Palavras-chave: Reprodução simulada. Delitos de trânsito. Perícia Criminal. Direito Penal. Direito Processual Penal.
Abstract: Simulated reconstruction, a technical-forensic procedural mechanism established under Brazilian law, is employed to ascertain the factual and technical plausibility of accounts provided during the investigation of traffic crimes. This article analyzes, through a systematic literature review, the applicability and effectiveness of distinct methods of simulated reconstruction. The analysis encompasses methodologies that include scale modeling, computational photogrammetry, and vehicular deformation energy analysis. The results demonstrate that such techniques, when based on rigorous criteria, achieve a high degree of reliability, contributing decisively to the elucidation of event dynamics and to the elaboration of more precise forensic reports.

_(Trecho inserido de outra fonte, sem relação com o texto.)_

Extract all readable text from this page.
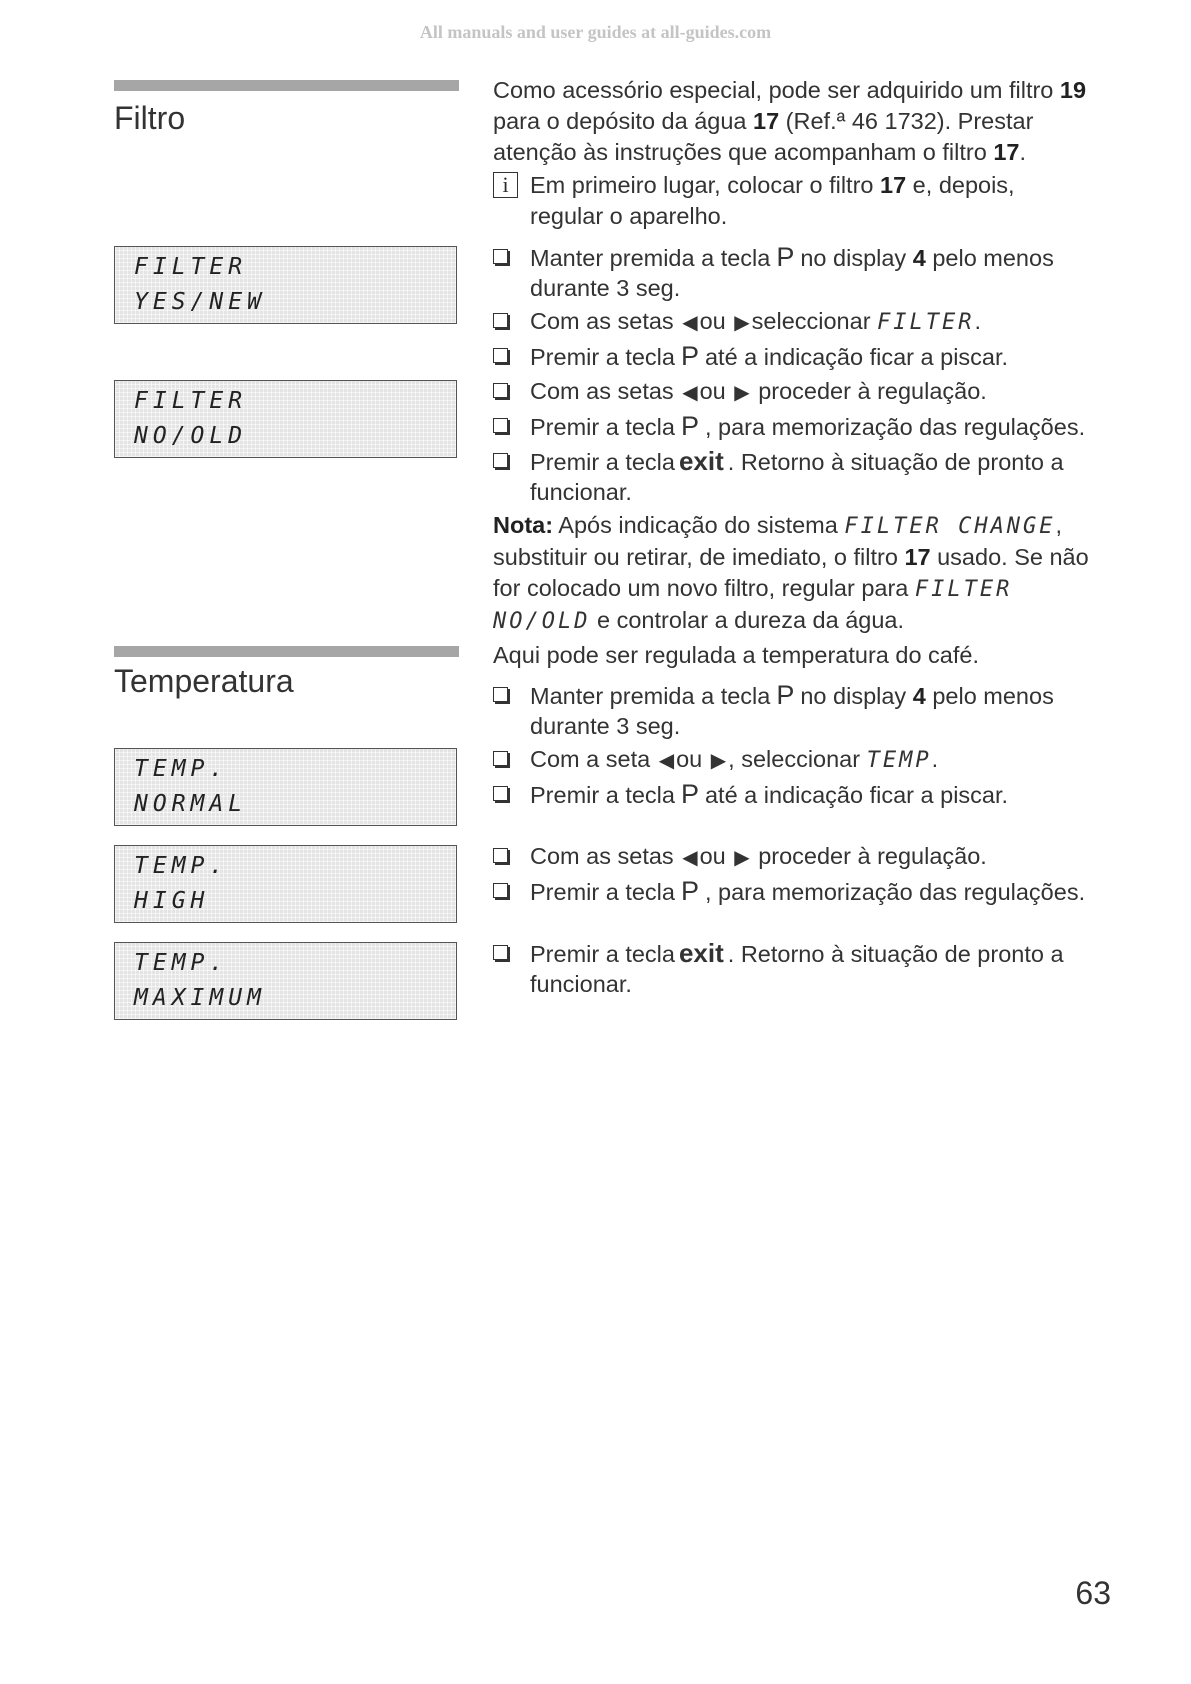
All manuals and user guides at all-guides.com
Filtro
FILTER
YES/NEW
FILTER
NO/OLD

Como acessório especial, pode ser adquirido um filtro 19 para o depósito da água 17 (Ref.ª 46 1732). Prestar atenção às instruções que acompanham o filtro 17.

i Em primeiro lugar, colocar o filtro 17 e, depois, regular o aparelho.

Manter premida a tecla P no display 4 pelo menos durante 3 seg.
Com as setas ◀ou ▶seleccionar FILTER.
Premir a tecla P até a indicação ficar a piscar.
Com as setas ◀ou ▶ proceder à regulação.
Premir a tecla P , para memorização das regulações.
Premir a tecla exit . Retorno à situação de pronto a funcionar.

Nota: Após indicação do sistema FILTER CHANGE, substituir ou retirar, de imediato, o filtro 17 usado. Se não for colocado um novo filtro, regular para FILTER NO/OLD e controlar a dureza da água.

Temperatura
TEMP.
NORMAL
TEMP.
HIGH
TEMP.
MAXIMUM

Aqui pode ser regulada a temperatura do café.

Manter premida a tecla P no display 4 pelo menos durante 3 seg.
Com a seta ◀ou ▶, seleccionar TEMP.
Premir a tecla P até a indicação ficar a piscar.
Com as setas ◀ou ▶ proceder à regulação.
Premir a tecla P , para memorização das regulações.
Premir a tecla exit . Retorno à situação de pronto a funcionar.
63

The review, however, revealed gaps in the literature, such as limited methodological diversity, an absence of standardized protocols, and a scarcity of empirical studies within the Brazilian forensic context. It is concluded that simulated reconstruction constitutes a tool of high potential effectiveness, conditional upon its execution by qualified experts with adequate technological resources. It thus represents a fundamental instrument for strengthening technical evidence within the scope of criminal prosecution for traffic crimes.
Keywords: Simulated Reconstruction. Traffic Crimes. Criminal Forensics. Criminal Law. Criminal Procedure Law.
1- INTRODUÇÃO
A reprodução simulada, aplicada aos delitos de trânsito, configura-se como um instrumento probatório de fundamental importância nas fases investigativa e judicial da persecução penal. No contexto de um sistema de justiça que almeja maior celeridade e confiabilidade, esta diligência pericial permite reconstruir, de forma científica e objetiva, a dinâmica de eventos que resultaram em lesão, morte ou dano, sendo crucial para a determinação de responsabilidades civis e penais.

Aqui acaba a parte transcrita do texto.